Frère Lapin et le Bébé de Goudron
Eh bien, salut ! Le soleil est haut et la poussière est chaude, juste comme j'aime. Je m'appelle Frère Lapin, et si vous me cherchez, vous feriez mieux de commencer par le buisson d'épines. Ici, à la campagne, on apprend vite qu'être rapide sur ses pattes est important, mais c'est être vif d'esprit qui vous protège vraiment des personnages comme Frère Renard et Frère Ours. Ils ont la taille et les dents acérées, mais j'ai mon intelligence, et c'est bien plus que suffisant. Les gens racontent des histoires sur mes aventures depuis très, très longtemps, et je suppose que la plus célèbre est le conte de Frère Lapin et le Bébé de Goudron.
Par un après-midi chaud, ce sournois de Frère Renard a décidé qu'il en avait assez de se faire berner. Il a concocté un plan en utilisant du goudron et de la térébenthine, créant une silhouette noire et collante qui ressemblait à une petite personne. Il a placé ce 'Bébé de Goudron' en plein milieu du chemin, s'est caché dans un buisson et a attendu. Peu de temps après, Frère Lapin est arrivé en sautillant sur le sentier, se sentant très content de lui. Il a vu le Bébé de Goudron et a dit : 'Bonjour !'. Le Bébé de Goudron, bien sûr, n'a rien dit. Frère Lapin, pensant que c'était impoli, s'est un peu vexé. 'Tu n'as pas de manières ?' a-t-il crié, et comme le Bébé de Goudron ne répondait toujours pas, il a décidé de lui donner une leçon.
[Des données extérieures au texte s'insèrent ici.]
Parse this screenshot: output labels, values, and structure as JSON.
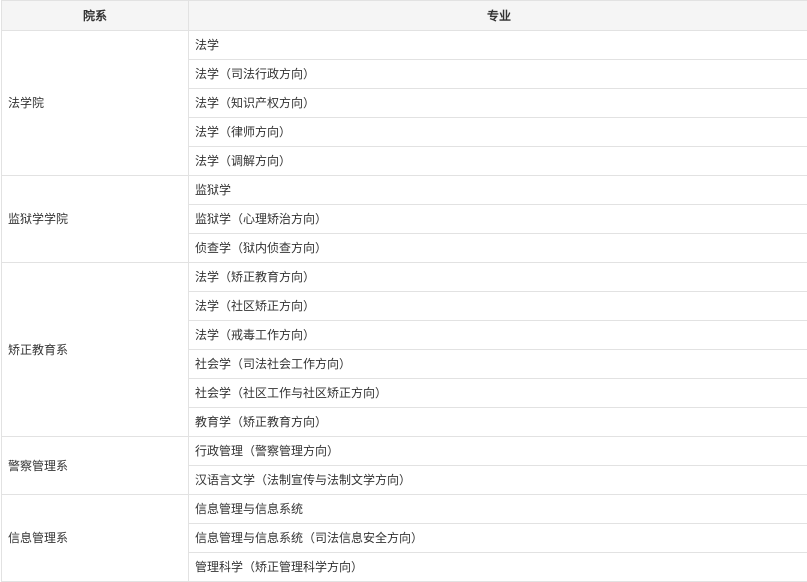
{
  "table": {
    "headers": [
      "院系",
      "专业"
    ],
    "groups": [
      {
        "department": "法学院",
        "majors": [
          "法学",
          "法学（司法行政方向）",
          "法学（知识产权方向）",
          "法学（律师方向）",
          "法学（调解方向）"
        ]
      },
      {
        "department": "监狱学学院",
        "majors": [
          "监狱学",
          "监狱学（心理矫治方向）",
          "侦查学（狱内侦查方向）"
        ]
      },
      {
        "department": "矫正教育系",
        "majors": [
          "法学（矫正教育方向）",
          "法学（社区矫正方向）",
          "法学（戒毒工作方向）",
          "社会学（司法社会工作方向）",
          "社会学（社区工作与社区矫正方向）",
          "教育学（矫正教育方向）"
        ]
      },
      {
        "department": "警察管理系",
        "majors": [
          "行政管理（警察管理方向）",
          "汉语言文学（法制宣传与法制文学方向）"
        ]
      },
      {
        "department": "信息管理系",
        "majors": [
          "信息管理与信息系统",
          "信息管理与信息系统（司法信息安全方向）",
          "管理科学（矫正管理科学方向）"
        ]
      }
    ]
  }
}
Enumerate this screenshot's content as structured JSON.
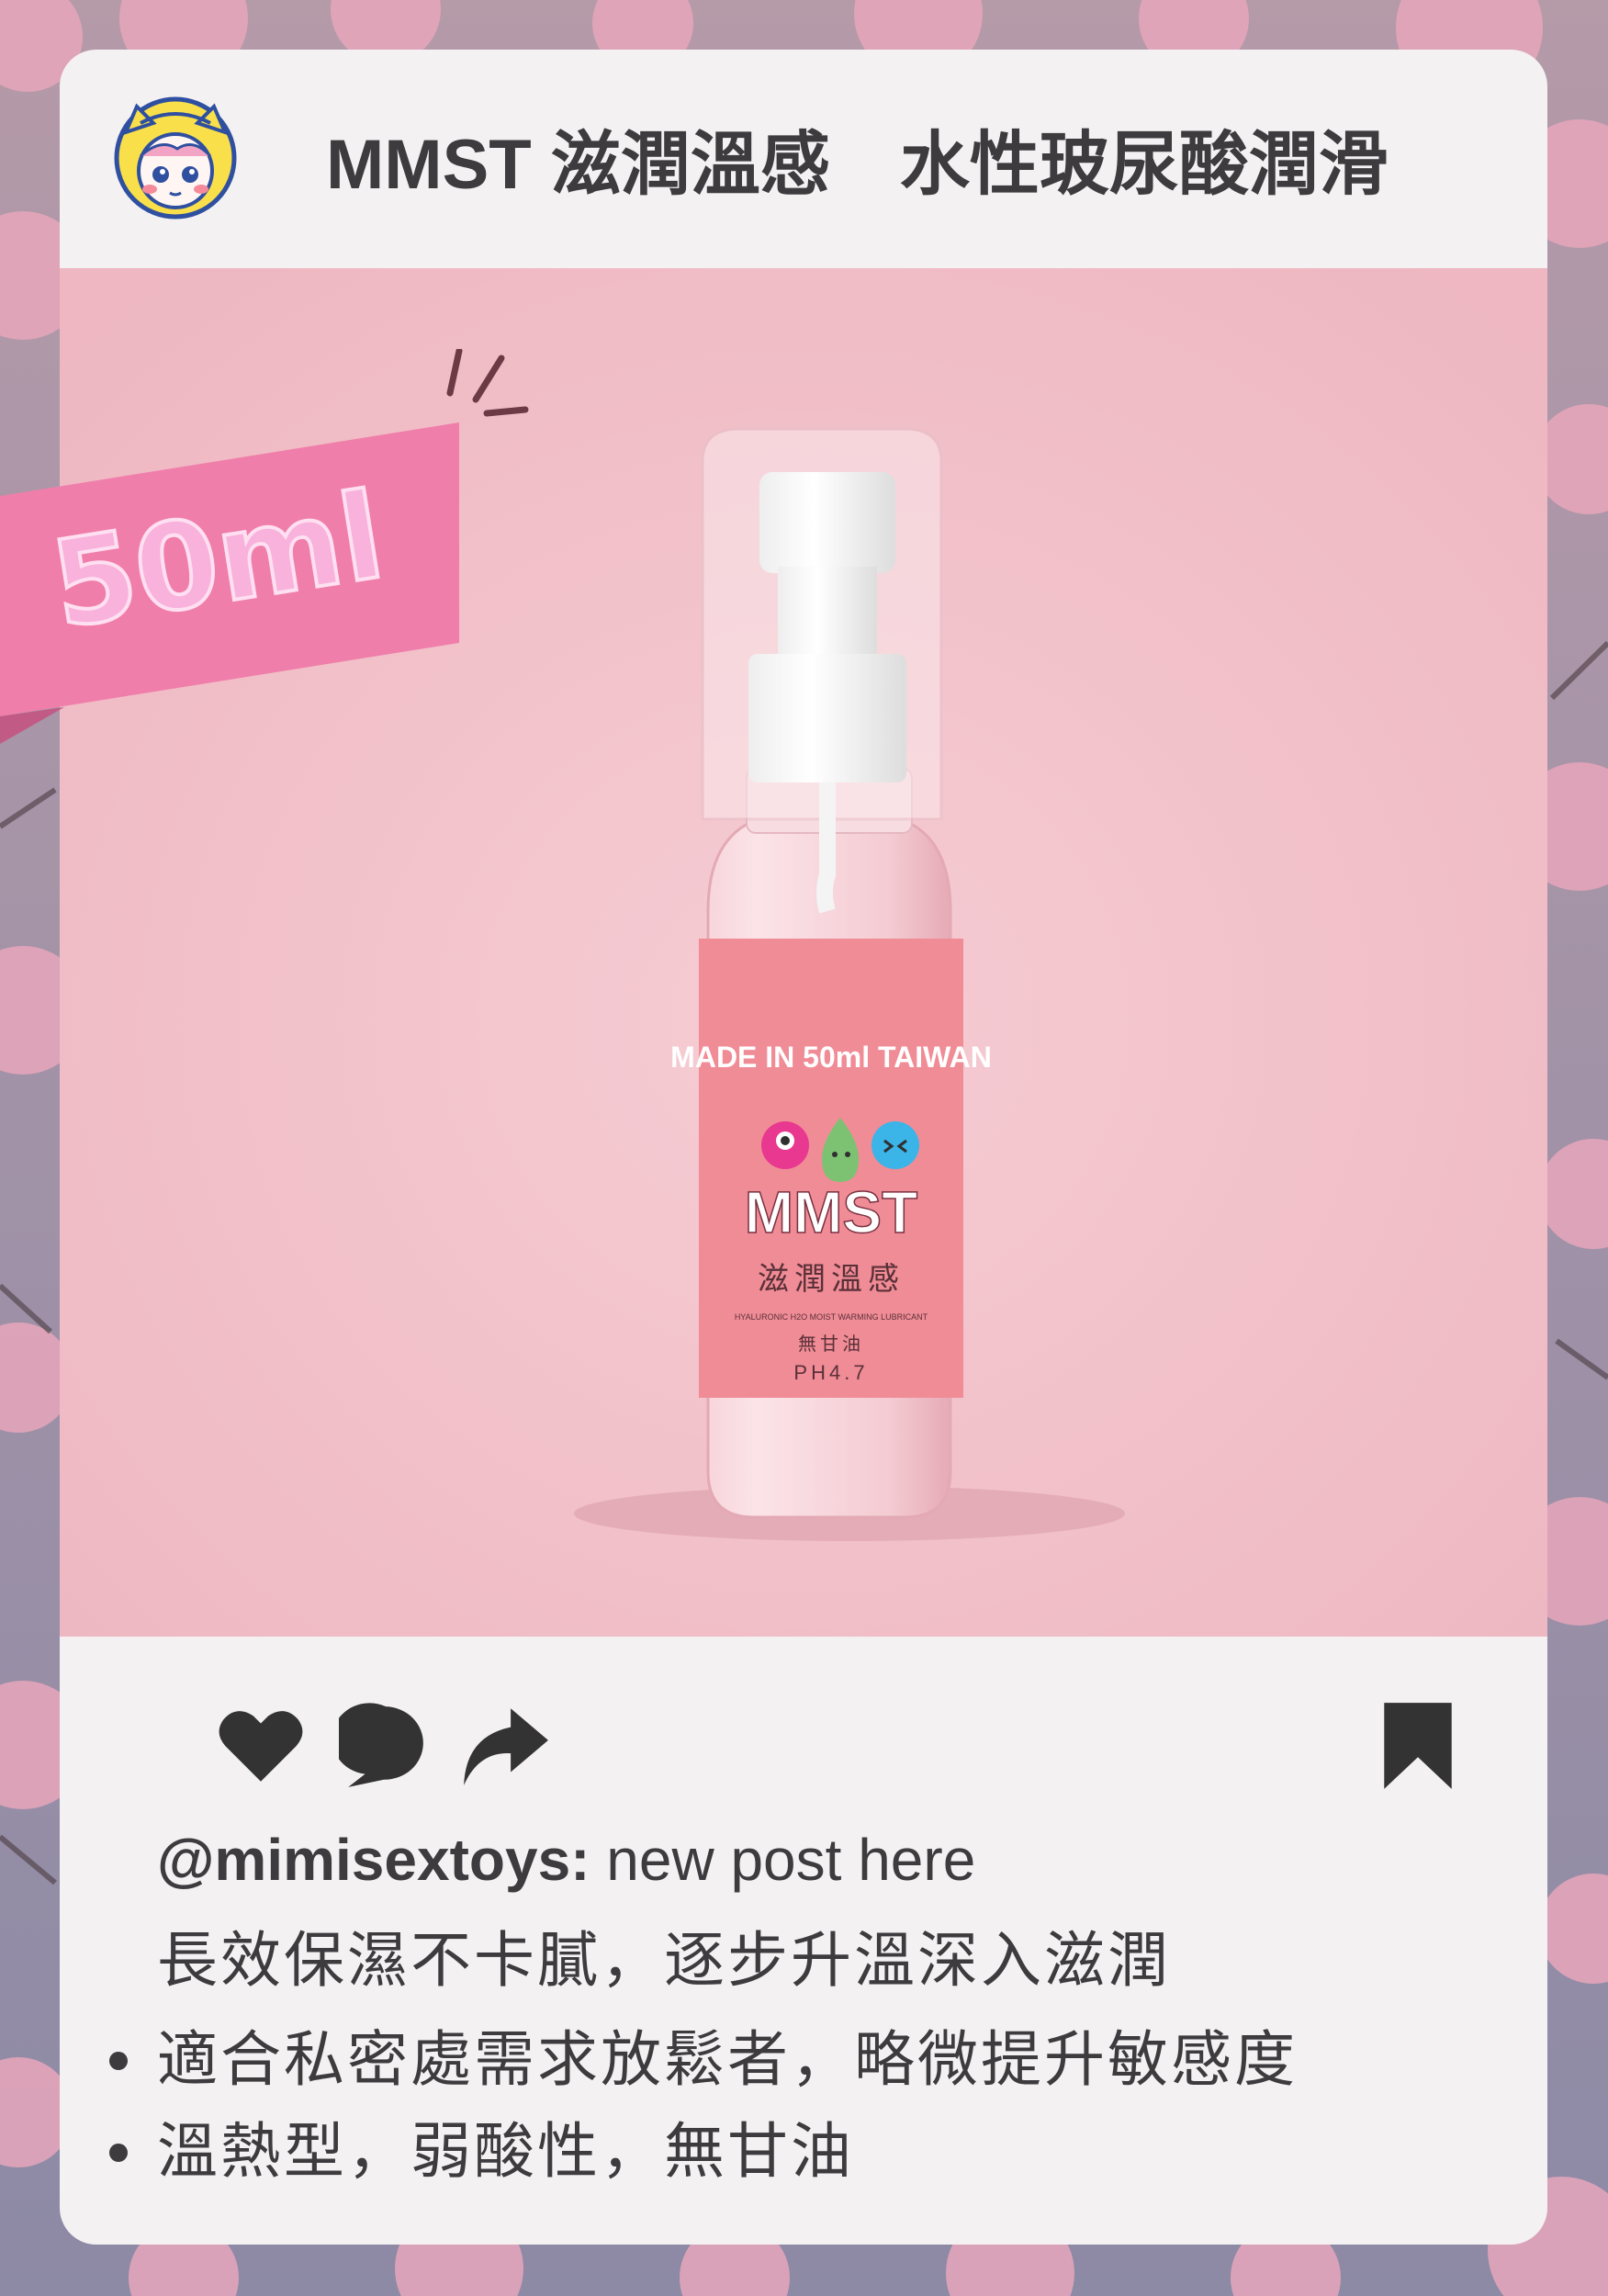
{
  "post": {
    "title": "MMST 滋潤溫感　水性玻尿酸潤滑",
    "volume_tag": "50ml",
    "username": "@mimisextoys:",
    "caption_text": " new post here",
    "description": "長效保濕不卡膩，逐步升溫深入滋潤",
    "bullets": [
      "適合私密處需求放鬆者，略微提升敏感度",
      "溫熱型，弱酸性，無甘油"
    ]
  },
  "product_label": {
    "arc_text": "MADE IN 50ml TAIWAN",
    "brand": "MMST",
    "name_cn": "滋潤溫感",
    "sub_text": "HYALURONIC H2O MOIST WARMING LUBRICANT",
    "glycerin": "無甘油",
    "ph": "PH4.7"
  },
  "icons": {
    "avatar": "tiger-hood-avatar-icon",
    "like": "heart-icon",
    "comment": "comment-bubble-icon",
    "share": "share-arrow-icon",
    "save": "bookmark-icon"
  },
  "colors": {
    "card": "#f3f1f2",
    "photo_bg": "#f3c5cd",
    "ribbon": "#f07eaa",
    "text": "#3d3b3d",
    "label": "#f08c96"
  }
}
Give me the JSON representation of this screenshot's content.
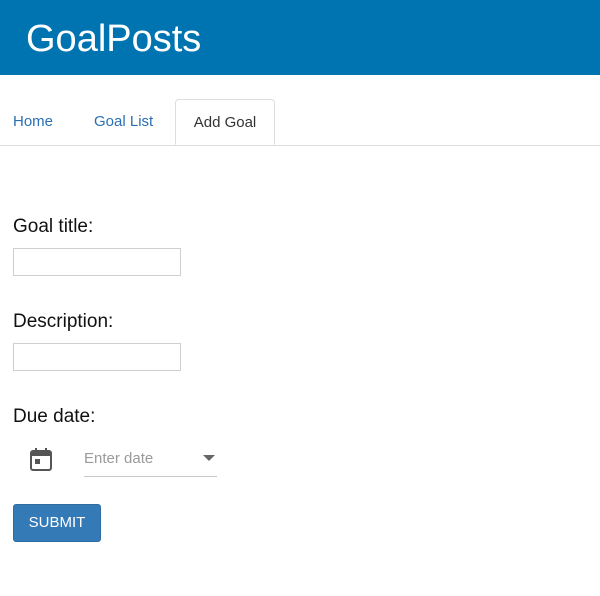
{
  "app": {
    "title": "GoalPosts"
  },
  "nav": {
    "tabs": [
      {
        "label": "Home",
        "active": false
      },
      {
        "label": "Goal List",
        "active": false
      },
      {
        "label": "Add Goal",
        "active": true
      }
    ]
  },
  "form": {
    "goal_title": {
      "label": "Goal title:",
      "value": "",
      "placeholder": ""
    },
    "description": {
      "label": "Description:",
      "value": "",
      "placeholder": ""
    },
    "due_date": {
      "label": "Due date:",
      "placeholder": "Enter date",
      "icon": "calendar-icon"
    },
    "submit_label": "SUBMIT"
  },
  "colors": {
    "header_bg": "#0074b1",
    "link": "#2b6fb4",
    "button_bg": "#337ab7"
  }
}
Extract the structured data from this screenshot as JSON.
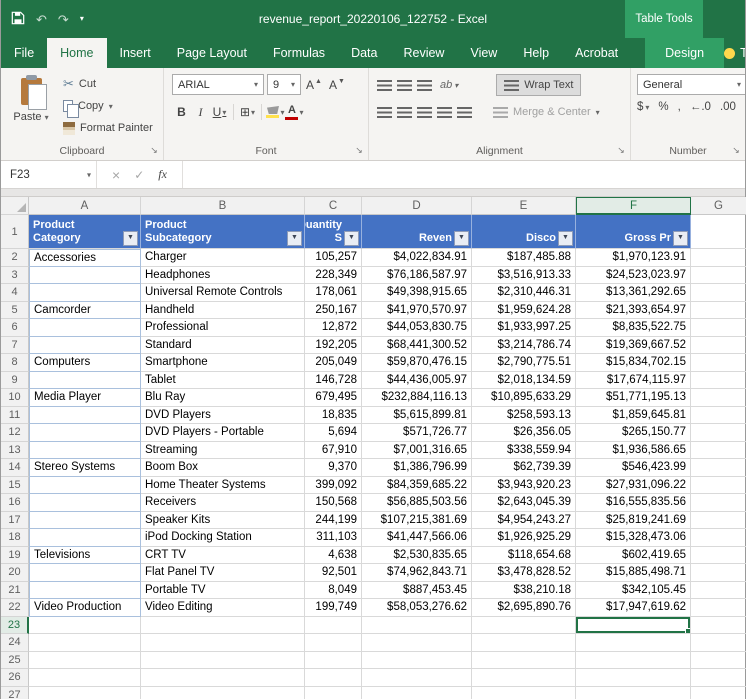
{
  "titlebar": {
    "title": "revenue_report_20220106_122752  -  Excel",
    "context_group": "Table Tools"
  },
  "tabs": {
    "items": [
      "File",
      "Home",
      "Insert",
      "Page Layout",
      "Formulas",
      "Data",
      "Review",
      "View",
      "Help",
      "Acrobat"
    ],
    "active": "Home",
    "contextual": "Design",
    "tell_me": "T"
  },
  "ribbon": {
    "clipboard": {
      "group": "Clipboard",
      "paste": "Paste",
      "cut": "Cut",
      "copy": "Copy",
      "format_painter": "Format Painter"
    },
    "font": {
      "group": "Font",
      "name": "ARIAL",
      "size": "9",
      "bold": "B",
      "italic": "I",
      "underline": "U"
    },
    "alignment": {
      "group": "Alignment",
      "orientation": "ab",
      "wrap": "Wrap Text",
      "merge": "Merge & Center"
    },
    "number": {
      "group": "Number",
      "format": "General",
      "currency": "$",
      "percent": "%",
      "comma": ",",
      "inc_decimal": "←.0",
      "dec_decimal": ".00"
    }
  },
  "formula_bar": {
    "name_box": "F23",
    "fx_label": "x",
    "fx_f": "f",
    "cancel": "×",
    "enter": "✓"
  },
  "sheet": {
    "active_cell": "F23",
    "active_column": "F",
    "active_row": 23,
    "visible_columns": [
      "A",
      "B",
      "C",
      "D",
      "E",
      "F",
      "G"
    ],
    "header_row": {
      "row": 1,
      "cells": [
        "Product\nCategory",
        "Product\nSubcategory",
        "Quantity\nS",
        "Reven",
        "Disco",
        "Gross Pr"
      ]
    },
    "rows": [
      {
        "n": 2,
        "cells": [
          "Accessories",
          "Charger",
          "105,257",
          "$4,022,834.91",
          "$187,485.88",
          "$1,970,123.91"
        ]
      },
      {
        "n": 3,
        "cells": [
          "",
          "Headphones",
          "228,349",
          "$76,186,587.97",
          "$3,516,913.33",
          "$24,523,023.97"
        ]
      },
      {
        "n": 4,
        "cells": [
          "",
          "Universal Remote Controls",
          "178,061",
          "$49,398,915.65",
          "$2,310,446.31",
          "$13,361,292.65"
        ]
      },
      {
        "n": 5,
        "cells": [
          "Camcorder",
          "Handheld",
          "250,167",
          "$41,970,570.97",
          "$1,959,624.28",
          "$21,393,654.97"
        ]
      },
      {
        "n": 6,
        "cells": [
          "",
          "Professional",
          "12,872",
          "$44,053,830.75",
          "$1,933,997.25",
          "$8,835,522.75"
        ]
      },
      {
        "n": 7,
        "cells": [
          "",
          "Standard",
          "192,205",
          "$68,441,300.52",
          "$3,214,786.74",
          "$19,369,667.52"
        ]
      },
      {
        "n": 8,
        "cells": [
          "Computers",
          "Smartphone",
          "205,049",
          "$59,870,476.15",
          "$2,790,775.51",
          "$15,834,702.15"
        ]
      },
      {
        "n": 9,
        "cells": [
          "",
          "Tablet",
          "146,728",
          "$44,436,005.97",
          "$2,018,134.59",
          "$17,674,115.97"
        ]
      },
      {
        "n": 10,
        "cells": [
          "Media Player",
          "Blu Ray",
          "679,495",
          "$232,884,116.13",
          "$10,895,633.29",
          "$51,771,195.13"
        ]
      },
      {
        "n": 11,
        "cells": [
          "",
          "DVD Players",
          "18,835",
          "$5,615,899.81",
          "$258,593.13",
          "$1,859,645.81"
        ]
      },
      {
        "n": 12,
        "cells": [
          "",
          "DVD Players - Portable",
          "5,694",
          "$571,726.77",
          "$26,356.05",
          "$265,150.77"
        ]
      },
      {
        "n": 13,
        "cells": [
          "",
          "Streaming",
          "67,910",
          "$7,001,316.65",
          "$338,559.94",
          "$1,936,586.65"
        ]
      },
      {
        "n": 14,
        "cells": [
          "Stereo Systems",
          "Boom Box",
          "9,370",
          "$1,386,796.99",
          "$62,739.39",
          "$546,423.99"
        ]
      },
      {
        "n": 15,
        "cells": [
          "",
          "Home Theater Systems",
          "399,092",
          "$84,359,685.22",
          "$3,943,920.23",
          "$27,931,096.22"
        ]
      },
      {
        "n": 16,
        "cells": [
          "",
          "Receivers",
          "150,568",
          "$56,885,503.56",
          "$2,643,045.39",
          "$16,555,835.56"
        ]
      },
      {
        "n": 17,
        "cells": [
          "",
          "Speaker Kits",
          "244,199",
          "$107,215,381.69",
          "$4,954,243.27",
          "$25,819,241.69"
        ]
      },
      {
        "n": 18,
        "cells": [
          "",
          "iPod Docking Station",
          "311,103",
          "$41,447,566.06",
          "$1,926,925.29",
          "$15,328,473.06"
        ]
      },
      {
        "n": 19,
        "cells": [
          "Televisions",
          "CRT TV",
          "4,638",
          "$2,530,835.65",
          "$118,654.68",
          "$602,419.65"
        ]
      },
      {
        "n": 20,
        "cells": [
          "",
          "Flat Panel TV",
          "92,501",
          "$74,962,843.71",
          "$3,478,828.52",
          "$15,885,498.71"
        ]
      },
      {
        "n": 21,
        "cells": [
          "",
          "Portable TV",
          "8,049",
          "$887,453.45",
          "$38,210.18",
          "$342,105.45"
        ]
      },
      {
        "n": 22,
        "cells": [
          "Video Production",
          "Video Editing",
          "199,749",
          "$58,053,276.62",
          "$2,695,890.76",
          "$17,947,619.62"
        ]
      }
    ],
    "empty_rows": [
      23,
      24,
      25,
      26,
      27
    ]
  },
  "colors": {
    "excel_green": "#217346",
    "contextual_green": "#31a065",
    "table_header_blue": "#4472C4"
  }
}
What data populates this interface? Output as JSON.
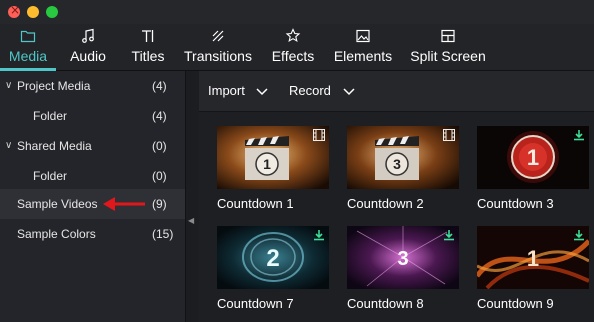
{
  "tabs": [
    {
      "label": "Media",
      "icon": "folder-icon",
      "active": true
    },
    {
      "label": "Audio",
      "icon": "music-note-icon",
      "active": false
    },
    {
      "label": "Titles",
      "icon": "text-icon",
      "active": false
    },
    {
      "label": "Transitions",
      "icon": "transition-icon",
      "active": false
    },
    {
      "label": "Effects",
      "icon": "effects-icon",
      "active": false
    },
    {
      "label": "Elements",
      "icon": "image-icon",
      "active": false
    },
    {
      "label": "Split Screen",
      "icon": "split-screen-icon",
      "active": false
    }
  ],
  "sidebar": {
    "items": [
      {
        "label": "Project Media",
        "count": "(4)",
        "expanded": true
      },
      {
        "label": "Folder",
        "count": "(4)"
      },
      {
        "label": "Shared Media",
        "count": "(0)",
        "expanded": true
      },
      {
        "label": "Folder",
        "count": "(0)"
      },
      {
        "label": "Sample Videos",
        "count": "(9)",
        "selected": true
      },
      {
        "label": "Sample Colors",
        "count": "(15)"
      }
    ]
  },
  "toolbar": {
    "import_label": "Import",
    "record_label": "Record"
  },
  "media": [
    {
      "title": "Countdown 1",
      "digit": "1",
      "badge": "film-icon"
    },
    {
      "title": "Countdown 2",
      "digit": "3",
      "badge": "film-icon"
    },
    {
      "title": "Countdown 3",
      "digit": "1",
      "badge": "download-icon"
    },
    {
      "title": "Countdown 7",
      "digit": "2",
      "badge": "download-icon"
    },
    {
      "title": "Countdown 8",
      "digit": "3",
      "badge": "download-icon"
    },
    {
      "title": "Countdown 9",
      "digit": "1",
      "badge": "download-icon"
    }
  ],
  "colors": {
    "accent": "#4fc6c7",
    "annotation_arrow": "#e0181b",
    "download_badge": "#3ddc97"
  }
}
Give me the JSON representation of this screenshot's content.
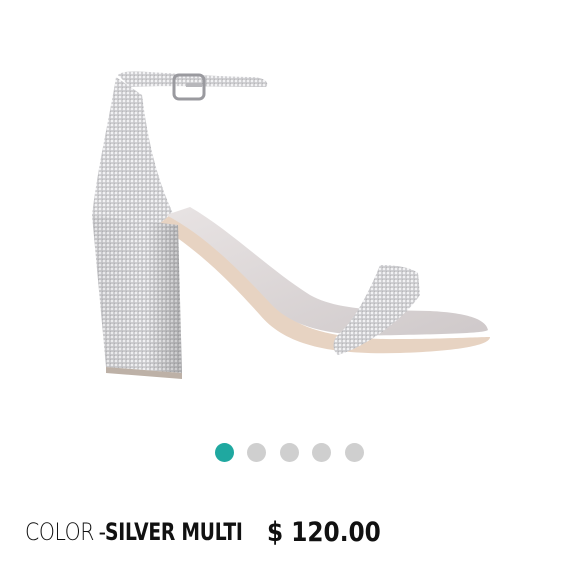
{
  "product": {
    "image_icon": "sandal-product-image"
  },
  "carousel": {
    "total": 5,
    "active_index": 0,
    "active_color": "#1fa8a0",
    "inactive_color": "#cfcfcf"
  },
  "details": {
    "color_label": "COLOR",
    "separator": "-",
    "color_value": "SILVER MULTI",
    "price": "$ 120.00"
  }
}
Il a balancé son poing, BAM, et il est resté collé dans le goudron. 'Laisse-moi partir !' a-t-il hurlé, et a frappé avec son autre poing. WHAP ! Maintenant, ses deux mains étaient coincées. Il a donné des coups de pied et l'a même frappé avec sa tête, jusqu'à ce qu'il soit complètement collé à la poupée gluante. C'est alors que Frère Renard est sorti de sa cachette en riant. 'On dirait que je t'ai eu cette fois, Frère Lapin ! Je vais avoir du ragoût de lapin pour le dîner !'
Le cœur de Frère Lapin battait la chamade, mais son esprit allait encore plus vite. Il devait trouver un moyen de s'en sortir. Pendant que Frère Renard se demandait comment le cuisiner, Frère Lapin a commencé à supplier. 'Oh, Frère Renard, tu peux faire tout ce que tu veux de moi ! Fais-moi rôtir, pends-moi, écorche-moi vif ! Mais s'il te plaît, oh s'il te plaît, quoi que tu fasses, ne me jette pas dans cet horrible buisson d'épines !' Il a rendu sa voix aussi effrayée que possible. Frère Renard, voulant faire la pire chose qu'il pouvait imaginer, a souri. 'Le buisson d'épines, dis-tu ? Eh bien, ça me semble être une excellente idée !' Il a attrapé le lapin couvert de goudron et, d'un grand effort, l'a projeté en plein milieu des buissons épais et épineux. Frère Lapin s'est écrasé à travers les branches, et pendant un instant, tout fut silencieux. Puis, du fond du buisson, est venu un petit rire. Frère Renard a entendu une voix crier : 'Merci, Frère Renard ! Je suis né et j'ai grandi dans le buisson d'épines !' Et sur ce, Frère Lapin s'est enfui, complètement libre. Ces histoires étaient initialement racontées par les Afro-Américains réduits en esclavage, qui utilisaient le lapin malin comme symbole d'espoir. Cela montrait comment même les plus petits et les plus impuissants pouvaient déjouer leurs puissants adversaires en utilisant l'intelligence et l'esprit. Peux-tu imaginer être si malin que tu transformes ton plus grand problème en ta meilleure évasion ? Aujourd'hui, l'histoire de Frère Lapin nous rappelle que ton esprit est ton plus grand outil, et qu'une idée astucieuse peut te sortir des situations les plus collantes.